Managing Pests And Diseases

12 Steps To Managing Pests And Diseases

  1. Cultivate an attitude of acceptance. Accept that you will have to share some of your garden produce with the pests. Equally you need to accept that you must attract and share your garden with predators (for example, birds, frogs, wasps, spiders, lady bugs, etc).
  2. Create a safe and attractive habitat for your army of predators. Try attracting birds by planting good habitat trees and providing a nectar feeding station. Create a frog pond close to your garden to tackle unwanted snails and slugs. Encourage wasps and ladybugs with attractant plants like parsley, carrot, coriander, dill, fennel flower, and nectar producing native flowers near by.
  3. Strive for a healthy soil life balance between beneficial organisms and pathogens. Remember beneficial organisms are earthworms, insects, nematodes, fungi and bacteria. Beneficial pathogens are nematodes, fungi and bacteria. A thick cover of rotted down compost will aid in helping plants to become less water stressed, whilst providing the additional nutrients to feed both healthy roots and the soil’s beneficial organisms. A healthy soil grows healthy plants that are better able to resist pests and diseases.
  4. Don’t strive to eliminate all the pests. By leaving it up to the predators to eat their way through the multitude of pests, allows them to do so at a natural rate. Similarly, using chemical products and treatments to remove all pests will throw out the garden’s balance, through killing the beneficial soil organisms and/or starving the predators of their food supply.
  5. Mix up your plantings to disguise and confuse the pests. Creating biodiversity will strengthen your soil and plants overall health.
  6. Avoid the use of diseased infested plants, mulches or compost. Only allow the healthiest plants to survive making sure you pull out any that are not doing well. Pests and disease rarely prefer healthy plants to sick ones. Also, where possible space the plantings out further and water in the early morning in order to avoid high humidity environments where fungal infections can thrive.
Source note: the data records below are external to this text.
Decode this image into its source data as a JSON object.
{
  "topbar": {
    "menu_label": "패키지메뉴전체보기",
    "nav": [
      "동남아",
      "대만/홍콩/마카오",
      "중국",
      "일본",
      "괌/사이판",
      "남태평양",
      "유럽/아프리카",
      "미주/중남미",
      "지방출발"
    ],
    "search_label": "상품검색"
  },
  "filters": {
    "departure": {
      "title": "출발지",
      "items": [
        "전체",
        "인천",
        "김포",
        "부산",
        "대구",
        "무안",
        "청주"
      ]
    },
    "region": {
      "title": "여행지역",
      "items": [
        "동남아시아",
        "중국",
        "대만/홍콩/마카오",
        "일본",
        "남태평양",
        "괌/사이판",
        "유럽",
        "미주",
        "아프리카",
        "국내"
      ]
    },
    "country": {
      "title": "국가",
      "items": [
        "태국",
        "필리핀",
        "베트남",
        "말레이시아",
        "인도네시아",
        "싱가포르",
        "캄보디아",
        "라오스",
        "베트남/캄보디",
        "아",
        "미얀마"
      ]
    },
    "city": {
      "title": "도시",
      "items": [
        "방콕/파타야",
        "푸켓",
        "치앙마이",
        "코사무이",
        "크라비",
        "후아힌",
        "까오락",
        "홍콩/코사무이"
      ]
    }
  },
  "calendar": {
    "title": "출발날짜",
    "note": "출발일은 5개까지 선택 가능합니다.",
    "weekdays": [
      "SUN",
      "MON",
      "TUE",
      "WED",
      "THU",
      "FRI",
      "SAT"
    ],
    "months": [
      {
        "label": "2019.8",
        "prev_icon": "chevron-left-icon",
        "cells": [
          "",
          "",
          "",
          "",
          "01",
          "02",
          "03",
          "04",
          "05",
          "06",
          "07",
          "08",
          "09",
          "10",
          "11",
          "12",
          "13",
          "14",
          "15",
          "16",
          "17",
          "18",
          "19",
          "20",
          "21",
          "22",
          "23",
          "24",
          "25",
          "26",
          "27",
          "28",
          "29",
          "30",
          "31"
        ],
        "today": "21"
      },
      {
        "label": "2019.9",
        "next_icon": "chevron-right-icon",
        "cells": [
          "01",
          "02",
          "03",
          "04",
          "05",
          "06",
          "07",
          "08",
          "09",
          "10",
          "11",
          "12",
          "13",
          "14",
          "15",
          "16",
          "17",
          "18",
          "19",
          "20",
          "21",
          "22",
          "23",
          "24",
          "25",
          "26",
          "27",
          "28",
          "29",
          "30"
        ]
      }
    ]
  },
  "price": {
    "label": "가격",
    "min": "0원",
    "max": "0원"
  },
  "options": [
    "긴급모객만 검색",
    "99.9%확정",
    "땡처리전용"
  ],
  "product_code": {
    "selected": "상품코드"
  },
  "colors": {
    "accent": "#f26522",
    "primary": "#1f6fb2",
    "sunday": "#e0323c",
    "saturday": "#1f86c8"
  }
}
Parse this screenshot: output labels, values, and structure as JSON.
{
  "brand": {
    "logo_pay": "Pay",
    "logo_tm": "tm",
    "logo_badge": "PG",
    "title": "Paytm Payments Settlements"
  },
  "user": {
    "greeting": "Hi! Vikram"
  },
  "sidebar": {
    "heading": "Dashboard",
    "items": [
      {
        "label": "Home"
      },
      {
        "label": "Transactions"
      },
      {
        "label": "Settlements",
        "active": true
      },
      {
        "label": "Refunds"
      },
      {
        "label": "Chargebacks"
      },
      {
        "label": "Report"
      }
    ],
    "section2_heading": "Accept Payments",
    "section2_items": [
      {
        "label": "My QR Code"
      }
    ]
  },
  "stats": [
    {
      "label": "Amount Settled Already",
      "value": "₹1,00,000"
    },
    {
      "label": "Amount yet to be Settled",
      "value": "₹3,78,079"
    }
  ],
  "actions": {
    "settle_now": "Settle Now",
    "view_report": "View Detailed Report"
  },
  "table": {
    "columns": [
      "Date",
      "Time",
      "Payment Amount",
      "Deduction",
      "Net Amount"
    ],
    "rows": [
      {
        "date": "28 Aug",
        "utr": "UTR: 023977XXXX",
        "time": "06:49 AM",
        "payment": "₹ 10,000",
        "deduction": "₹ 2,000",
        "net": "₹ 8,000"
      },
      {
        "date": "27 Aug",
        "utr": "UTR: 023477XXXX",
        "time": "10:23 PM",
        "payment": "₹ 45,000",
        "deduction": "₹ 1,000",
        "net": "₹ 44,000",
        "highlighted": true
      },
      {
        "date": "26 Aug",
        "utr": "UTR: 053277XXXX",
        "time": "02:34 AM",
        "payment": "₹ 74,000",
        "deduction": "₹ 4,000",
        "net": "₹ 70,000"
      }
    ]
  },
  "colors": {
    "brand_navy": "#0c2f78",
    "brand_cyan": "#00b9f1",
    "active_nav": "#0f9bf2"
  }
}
  7. Don’t use chemical fertilisers or over use manures. Too much fertiliser and/or manure raises the nitrogen levels in the soil, which in turn creates lush weak growth that is very attractive to pests and diseases.
  8. Create physical barriers to snails and slugs. Spreading around sawdust, sand, shell grit, or snail pellets that are non- toxic to children or animals restricts the carnage of these pests.
  9. Put your poultry to work. If you keep chickens and ducks, allow them to have controlled access to parts of your garden, in order to reduce the population of snails and slugs.
  10. Keep your garden and pet bowls tidied. Confine and turn compost heaps. Don’t keep food scraps lying around outside, in order to minimise other garden pests that range from foxes, rats, mice, cats and other feral animals.
  11. Ensure good garden hygiene. Keep all tools in the garden disinfected (ie. shovels, wheelbarrows, pot plant containers and cutting tools), in order to reduce the incidence and transference of disease. Infected plant material must be removed in sealed in plastic bags or burnt.
  12. If possible, do nothing at first. Try to give the beneficial organisms and predators in your garden system enough time to find the right balance, and the problem will go away, but also make sure you work to reduce the problem by maintaining the balance.